La mancanza del contratto scritto è un ostacolo per l’agente che abbia svolto l’attività pretenda i pagamenti dovuti.

A fronte dell’impossibilità di provare il contratto di agenzia per mancanza del documento scritto, l’agente non perderà comunque ogni diritto.

La ragione si ritrova infatti nella sentenza 5165 del 2015 della Corte di Cassazione, laddove, criticando il provvedimento d’Appello, ha affermato: “la sentenza -escluso che nella fattispecie potesse configurarsi un contratto di agenzia per mancanza dell’atto scritto- ha comunque accertato la esistenza di un rapporto contrattuale, in virtù del quale l’attrice aveva svolto attività di promozione e distribuzione; peraltro, pur in presenza di siffatto accertamento, i giudici hanno escluso i diritti nascenti da detto contratto sul rilievo che le attività rientrassero in astratto in quelle riconducibili al contratto di agenzia, mentre -in base alla verifica del concreto atteggiarsi delle prestazioni effettuate- avrebbero dovuto individuare ed applicare la disciplina dettata per regolare fattispecie analoghe secondo quanto previsto dall’art. 12 delle preleggi”.

Molto opportunamente la Corte di Cassazione ha quindi chiarito che l’impossibilità di provare per iscritto il contratto di agenzia non esclude la rilevanza giuridica del rapporto contrattuale intercorso tra le parti ma, solamente, impedisce che questo possa essere qualificato in termini di agenzia commerciale.

Sarà quindi possibile fare accertare la sussistenza nel caso di specie di un contratto atipico, specificamente un contratto di procacciamento d’affari e richiedere il pagamento delle prestazioni che -per estensione analogica- sarà possibile applicare dal contratto di agenzia al contratto di procacciamento.

Al riguardo, l’agente che abbia lavorato senza contratto scritto:

potrà ottenere il pagamento delle provvigioni, invocando l’estensione analogica con il regime dell’agente;

potrà ottenere il pagamento di una indennità di mancato preavviso, qualora la cessazione del contratto sia avvenuta ad iniziativa del preponente; ciò naturalmente se possa dimostrare un rapporto continuativo di apprezzabile durata.
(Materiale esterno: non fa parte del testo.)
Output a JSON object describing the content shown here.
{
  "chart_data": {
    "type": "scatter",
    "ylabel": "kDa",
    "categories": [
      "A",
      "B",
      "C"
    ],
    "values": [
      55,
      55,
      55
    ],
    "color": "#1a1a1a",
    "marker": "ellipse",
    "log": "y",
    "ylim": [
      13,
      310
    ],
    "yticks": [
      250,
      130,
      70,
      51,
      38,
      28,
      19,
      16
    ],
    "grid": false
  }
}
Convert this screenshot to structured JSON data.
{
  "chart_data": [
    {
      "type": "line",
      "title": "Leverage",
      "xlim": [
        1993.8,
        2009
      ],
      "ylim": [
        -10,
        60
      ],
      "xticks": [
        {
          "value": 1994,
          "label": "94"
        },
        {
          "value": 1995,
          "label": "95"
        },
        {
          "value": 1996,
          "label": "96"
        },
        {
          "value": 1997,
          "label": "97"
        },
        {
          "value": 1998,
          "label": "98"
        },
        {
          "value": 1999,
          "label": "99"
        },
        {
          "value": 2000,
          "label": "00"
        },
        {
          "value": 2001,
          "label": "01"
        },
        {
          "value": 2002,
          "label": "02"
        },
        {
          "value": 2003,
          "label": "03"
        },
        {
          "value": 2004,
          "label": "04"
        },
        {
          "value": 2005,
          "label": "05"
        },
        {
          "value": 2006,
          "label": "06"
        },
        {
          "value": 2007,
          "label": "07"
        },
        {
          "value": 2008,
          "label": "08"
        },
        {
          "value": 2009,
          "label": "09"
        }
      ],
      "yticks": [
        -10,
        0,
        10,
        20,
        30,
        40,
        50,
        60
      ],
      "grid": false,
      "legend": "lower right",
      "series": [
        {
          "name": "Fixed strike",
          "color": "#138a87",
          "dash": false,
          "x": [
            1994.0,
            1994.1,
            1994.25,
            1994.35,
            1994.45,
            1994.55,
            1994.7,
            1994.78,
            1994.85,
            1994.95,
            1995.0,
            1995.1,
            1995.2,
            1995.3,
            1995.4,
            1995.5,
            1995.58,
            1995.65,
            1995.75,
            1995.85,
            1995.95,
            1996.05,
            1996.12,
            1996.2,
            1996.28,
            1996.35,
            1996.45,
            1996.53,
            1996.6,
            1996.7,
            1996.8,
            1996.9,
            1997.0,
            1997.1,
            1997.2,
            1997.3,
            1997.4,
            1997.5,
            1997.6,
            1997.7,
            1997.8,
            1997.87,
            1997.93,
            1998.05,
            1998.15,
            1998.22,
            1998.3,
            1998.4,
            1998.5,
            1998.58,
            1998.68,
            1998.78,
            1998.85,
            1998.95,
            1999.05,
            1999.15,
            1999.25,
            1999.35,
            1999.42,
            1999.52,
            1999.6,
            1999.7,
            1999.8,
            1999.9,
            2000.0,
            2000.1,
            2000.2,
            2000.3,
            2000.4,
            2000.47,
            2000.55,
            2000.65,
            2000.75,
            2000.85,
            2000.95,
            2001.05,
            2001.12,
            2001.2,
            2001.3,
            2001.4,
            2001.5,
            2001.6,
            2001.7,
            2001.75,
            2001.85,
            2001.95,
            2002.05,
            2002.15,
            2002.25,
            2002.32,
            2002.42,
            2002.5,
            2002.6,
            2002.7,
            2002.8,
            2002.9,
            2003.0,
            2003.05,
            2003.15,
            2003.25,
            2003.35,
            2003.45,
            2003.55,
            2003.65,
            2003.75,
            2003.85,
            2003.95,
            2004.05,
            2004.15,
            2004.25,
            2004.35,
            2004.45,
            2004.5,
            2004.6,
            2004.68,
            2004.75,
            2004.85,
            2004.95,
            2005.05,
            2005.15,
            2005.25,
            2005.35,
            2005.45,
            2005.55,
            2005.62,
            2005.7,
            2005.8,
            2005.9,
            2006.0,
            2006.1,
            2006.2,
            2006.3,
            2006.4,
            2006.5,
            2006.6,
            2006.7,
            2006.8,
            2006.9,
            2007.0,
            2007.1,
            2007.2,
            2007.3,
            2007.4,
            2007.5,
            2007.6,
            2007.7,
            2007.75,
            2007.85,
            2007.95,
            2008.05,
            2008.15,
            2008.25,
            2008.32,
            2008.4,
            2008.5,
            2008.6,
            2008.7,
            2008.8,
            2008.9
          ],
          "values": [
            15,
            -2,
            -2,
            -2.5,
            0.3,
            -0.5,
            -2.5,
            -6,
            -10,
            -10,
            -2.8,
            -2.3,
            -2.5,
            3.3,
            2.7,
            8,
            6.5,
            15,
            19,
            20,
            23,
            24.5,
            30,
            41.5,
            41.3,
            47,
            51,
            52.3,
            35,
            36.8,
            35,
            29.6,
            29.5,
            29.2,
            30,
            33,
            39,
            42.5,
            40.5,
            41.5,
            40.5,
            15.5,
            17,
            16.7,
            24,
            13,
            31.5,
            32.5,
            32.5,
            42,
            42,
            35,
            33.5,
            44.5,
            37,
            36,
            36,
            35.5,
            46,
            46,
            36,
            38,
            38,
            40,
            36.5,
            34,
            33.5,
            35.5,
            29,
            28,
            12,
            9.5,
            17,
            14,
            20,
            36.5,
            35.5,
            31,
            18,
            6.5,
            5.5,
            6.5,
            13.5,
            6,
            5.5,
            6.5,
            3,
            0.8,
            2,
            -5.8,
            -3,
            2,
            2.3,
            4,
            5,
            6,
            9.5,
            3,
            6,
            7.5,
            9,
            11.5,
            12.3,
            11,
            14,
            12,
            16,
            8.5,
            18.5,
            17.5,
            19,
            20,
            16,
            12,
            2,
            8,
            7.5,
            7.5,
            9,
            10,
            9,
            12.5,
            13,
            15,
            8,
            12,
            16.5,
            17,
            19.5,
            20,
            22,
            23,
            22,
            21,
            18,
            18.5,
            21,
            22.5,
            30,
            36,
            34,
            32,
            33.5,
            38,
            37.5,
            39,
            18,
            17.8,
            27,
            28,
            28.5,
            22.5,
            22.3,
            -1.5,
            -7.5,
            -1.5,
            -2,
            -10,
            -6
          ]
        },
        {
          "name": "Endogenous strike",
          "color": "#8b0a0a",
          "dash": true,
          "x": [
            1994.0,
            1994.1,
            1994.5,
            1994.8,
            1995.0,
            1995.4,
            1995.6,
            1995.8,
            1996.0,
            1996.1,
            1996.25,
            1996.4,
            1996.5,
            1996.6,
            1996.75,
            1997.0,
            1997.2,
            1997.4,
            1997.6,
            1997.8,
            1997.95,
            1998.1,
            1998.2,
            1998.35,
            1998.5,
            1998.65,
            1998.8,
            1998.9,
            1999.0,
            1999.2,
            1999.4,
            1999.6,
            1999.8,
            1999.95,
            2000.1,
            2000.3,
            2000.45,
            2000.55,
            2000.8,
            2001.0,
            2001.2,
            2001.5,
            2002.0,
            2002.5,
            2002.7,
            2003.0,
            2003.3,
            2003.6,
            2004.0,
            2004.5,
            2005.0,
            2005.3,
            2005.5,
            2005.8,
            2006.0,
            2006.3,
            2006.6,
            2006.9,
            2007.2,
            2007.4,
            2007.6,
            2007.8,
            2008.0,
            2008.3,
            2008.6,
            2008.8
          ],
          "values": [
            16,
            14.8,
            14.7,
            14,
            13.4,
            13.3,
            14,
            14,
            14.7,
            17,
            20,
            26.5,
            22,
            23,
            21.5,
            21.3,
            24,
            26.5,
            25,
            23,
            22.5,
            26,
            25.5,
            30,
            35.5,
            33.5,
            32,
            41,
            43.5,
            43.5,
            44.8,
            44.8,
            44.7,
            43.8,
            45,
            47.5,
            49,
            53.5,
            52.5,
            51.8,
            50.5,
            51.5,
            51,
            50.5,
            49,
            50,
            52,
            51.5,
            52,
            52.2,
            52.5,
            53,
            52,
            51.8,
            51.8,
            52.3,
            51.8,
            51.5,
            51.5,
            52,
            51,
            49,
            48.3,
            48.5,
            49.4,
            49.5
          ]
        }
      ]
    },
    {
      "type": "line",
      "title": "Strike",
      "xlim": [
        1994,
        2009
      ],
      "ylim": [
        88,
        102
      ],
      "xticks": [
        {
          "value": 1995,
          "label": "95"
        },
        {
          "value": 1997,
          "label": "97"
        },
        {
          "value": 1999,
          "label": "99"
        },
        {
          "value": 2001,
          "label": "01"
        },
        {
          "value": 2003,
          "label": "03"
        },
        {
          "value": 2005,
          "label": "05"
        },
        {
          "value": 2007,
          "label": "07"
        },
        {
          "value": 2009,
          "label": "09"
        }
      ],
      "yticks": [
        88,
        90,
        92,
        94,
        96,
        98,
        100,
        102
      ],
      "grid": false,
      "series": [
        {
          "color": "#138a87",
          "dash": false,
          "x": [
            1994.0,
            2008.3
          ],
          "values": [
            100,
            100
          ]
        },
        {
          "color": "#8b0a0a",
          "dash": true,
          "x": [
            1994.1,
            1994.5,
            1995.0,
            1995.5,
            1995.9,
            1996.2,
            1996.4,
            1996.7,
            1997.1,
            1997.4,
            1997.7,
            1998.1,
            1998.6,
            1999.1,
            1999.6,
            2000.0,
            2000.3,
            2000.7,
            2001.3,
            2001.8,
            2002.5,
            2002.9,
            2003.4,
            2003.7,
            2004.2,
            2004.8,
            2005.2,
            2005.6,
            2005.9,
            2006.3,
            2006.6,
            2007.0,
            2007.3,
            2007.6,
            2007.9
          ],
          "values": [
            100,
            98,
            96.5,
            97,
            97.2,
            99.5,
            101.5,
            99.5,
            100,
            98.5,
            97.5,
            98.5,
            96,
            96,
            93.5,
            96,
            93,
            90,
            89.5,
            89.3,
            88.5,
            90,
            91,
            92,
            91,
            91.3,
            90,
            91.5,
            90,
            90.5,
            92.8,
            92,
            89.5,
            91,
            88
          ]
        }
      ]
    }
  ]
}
E’ comunque da escludere che possa trovare diretta applicazione l’art. 1750 c.c., dovendosi più probabilmente individuare in concreto il congruo preavviso che la giurisprudenza sempre riconosce per il recesso dai rapporti a tempo indeterminato;

non potrà ottenere le indennità di cessazione del contratto. Tali indennità sono infatti caratterizzate da specialità tale da impedirne l’estensione analogica fuori dal tipo contrattuale dell’agenzia.

In conclusione, si deve quindi tenere presente che la mancanza del contratto scritto non esclude il diritto dell’agente al corrispettivo dovuto per la sua opera.

Va però evidenziato che le possibilità concrete di ottenere il pagamento di quanto dovuto sono strettamente collegate all’impostazione della domanda giudiziale che, in via principale o subordinata, dovrà comunque essere volta all’accertamento di un contratto atipico, sia esso di procacciamento d’affari o di altro genere.

Rispetto a tale domanda non si vede poi alcuna preclusione in astratto alla prova testimoniale, presuntiva o documentale anche per elementi estranei al puro incontro delle volontà.